There was no significant difference in the AUC values for detecting MI obtained using conventional and CS cine CMR images. In previous studies, p-CS values obtained using conventional CMR strain analysis for detecting MI had a sensitivity estimate of 71–81% and specificity estimate of 74–75%. These estimates are consistent with the estimated from this study [10, 13]. In the present study, the diagnostic performance of p-CS of CS cine CMR imaging for detecting MI was not inferior to that of conventional cine CMR scanning. Moreover, p-CS values on CS cine CMR images were correlated with the severity and location of MI, as reflected in the categories of remote, adjacent, subendocardial infarcted, and transmural infarcted segments. A previous study has shown that p-CS values obtained from conventional CMR images varied depending on the severity and location of MI on an LGE-CMR image . The use of p-CS on CS cine CMR imaging may help differentiate subendocardial from transmural MI as assessed on LGE-CMR scanning, which is clinically relevant to prognosis and viability after revascularization [17, 18]. Buss et al. have shown that, as with the values obtained from LGE-CMR images, p-CS values from FT-strain analysis may be an independent predictor of cardiac function improvement after revascularization .
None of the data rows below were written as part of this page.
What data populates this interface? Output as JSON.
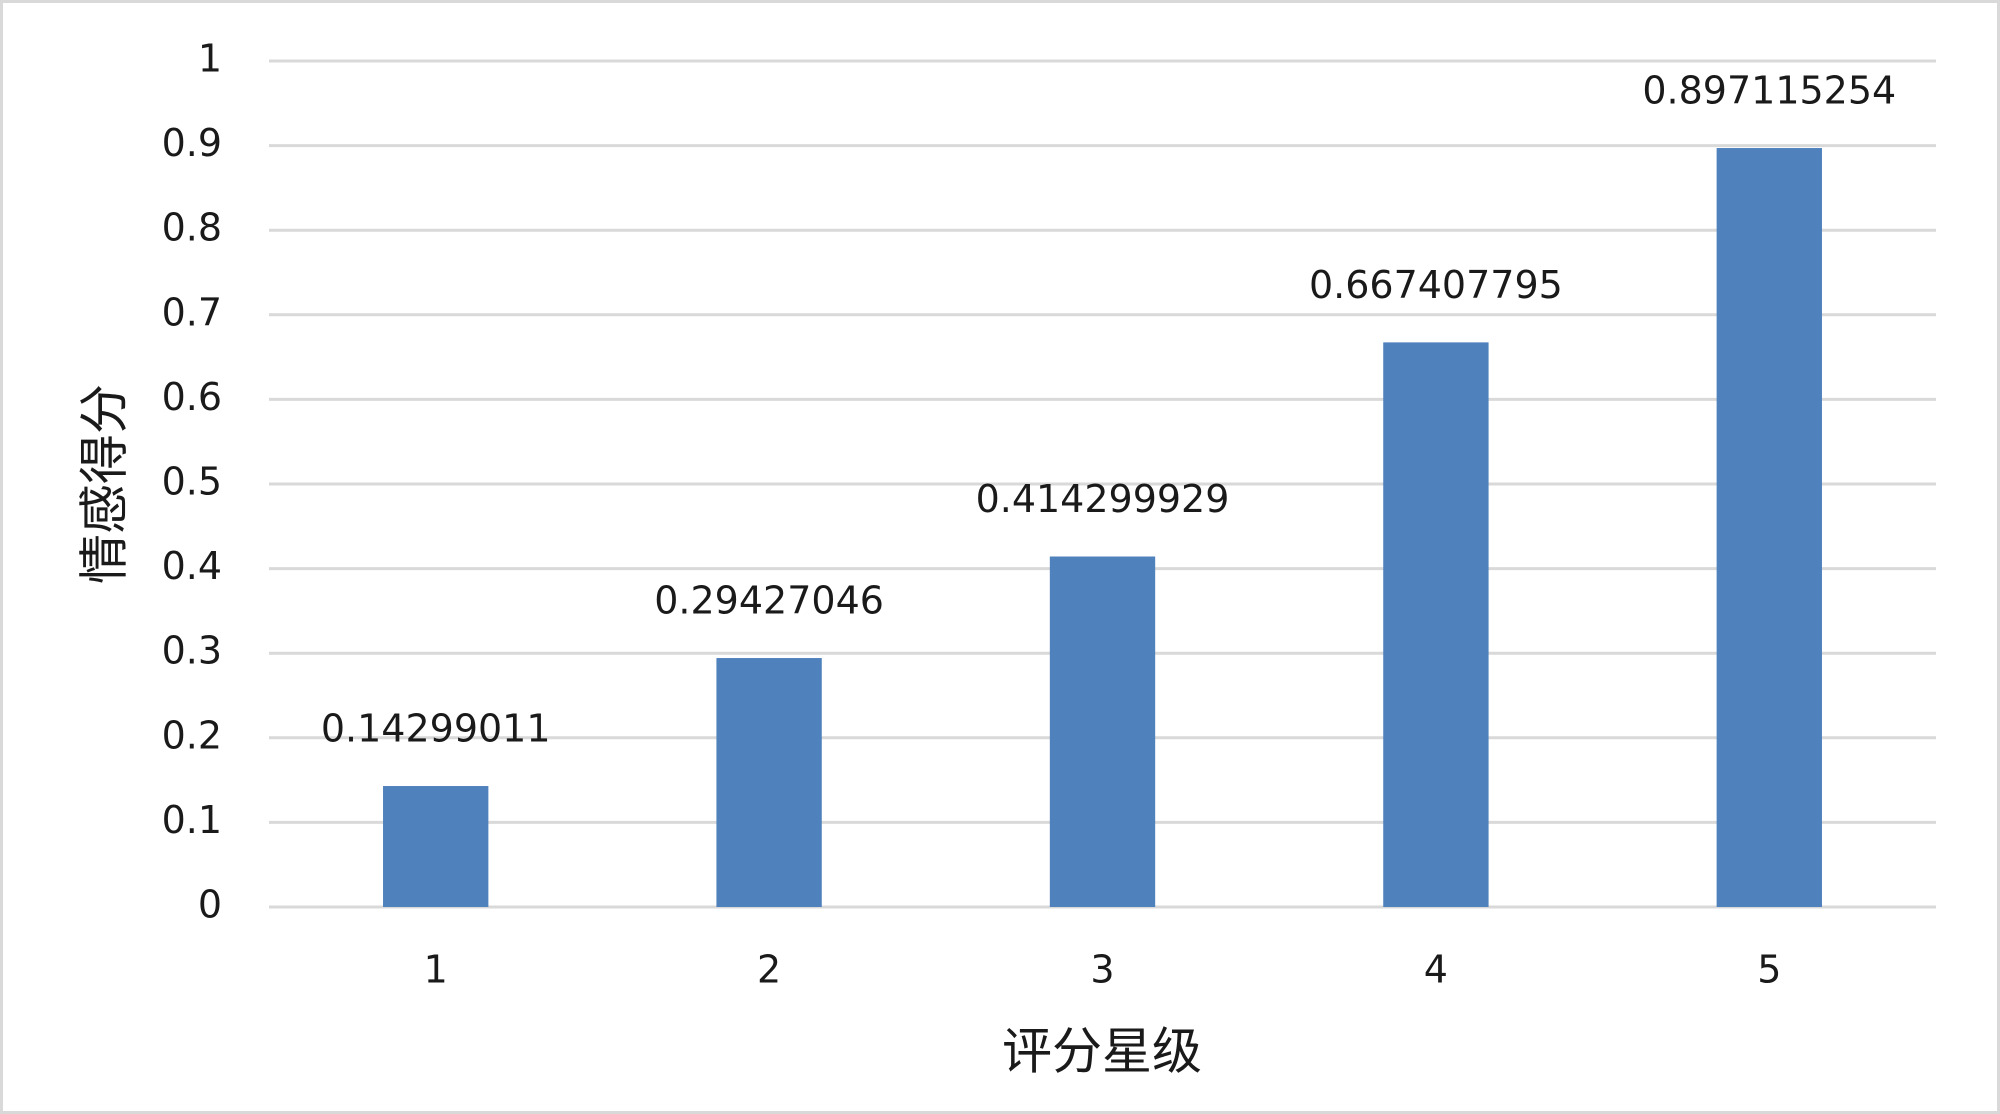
{
  "chart_data": {
    "type": "bar",
    "categories": [
      "1",
      "2",
      "3",
      "4",
      "5"
    ],
    "values": [
      0.14299011,
      0.29427046,
      0.414299929,
      0.667407795,
      0.897115254
    ],
    "color": "#4f81bd",
    "xlabel": "评分星级",
    "ylabel": "情感得分",
    "ylim": [
      0,
      1
    ],
    "yticks": [
      0,
      0.1,
      0.2,
      0.3,
      0.4,
      0.5,
      0.6,
      0.7,
      0.8,
      0.9,
      1
    ],
    "grid": true
  }
}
FT-strain analysis of CS cine CMR images is a quantitative technique of cardiac function assessment that is quicker than conventional CMR strain analysis. CS cine CMR imaging is becoming increasingly available, and FT-strain analysis of CS cine CMR scans may be applied to various cardiovascular diseases, as is presently used on conventional cine CMR scans [20–22]. This technique, which does not require a contrast medium, may benefit patients who cannot tolerate lengthy examination times and multiple breath-holdings and to those with advanced renal dysfunction and high risk of nephrogenic systemic fibrosis or renal failure.
There are some limitations of the present study. First, this study was conducted at a single center and with a small sample. Second, the present study only used p-CS values, because they are better for detecting MI than other strain parameters (e.g., longitudinal strain) [13, 23]. Further studies using other myocardial strain parameters with CS cine CMR images are required. Third, the reconstruction time for the CS cine CMR image was approximately 3 min. Ongoing technological developments will reduce reconstruction times, thus helping to overcome this limitation.
Fourth, the effects of different types of CMR-FT analysis software on obtained estimates were not assessed. As different software types use different algorithms, they may result in different values; these inherent differences should be considered when comparing findings obtained using different software types . Fifth, the present study did not account for differences in temporal and spatial resolution and regularization during FT strain analysis, the impact of which has been reported . Finally, low temporal resolution or high regularization may result in underestimation of strain values .
In conclusion, FT-strain analysis of CS cine CMR images may help identify and classify MI segments; it may be used alongside or instead of that of conventional cine CMR images.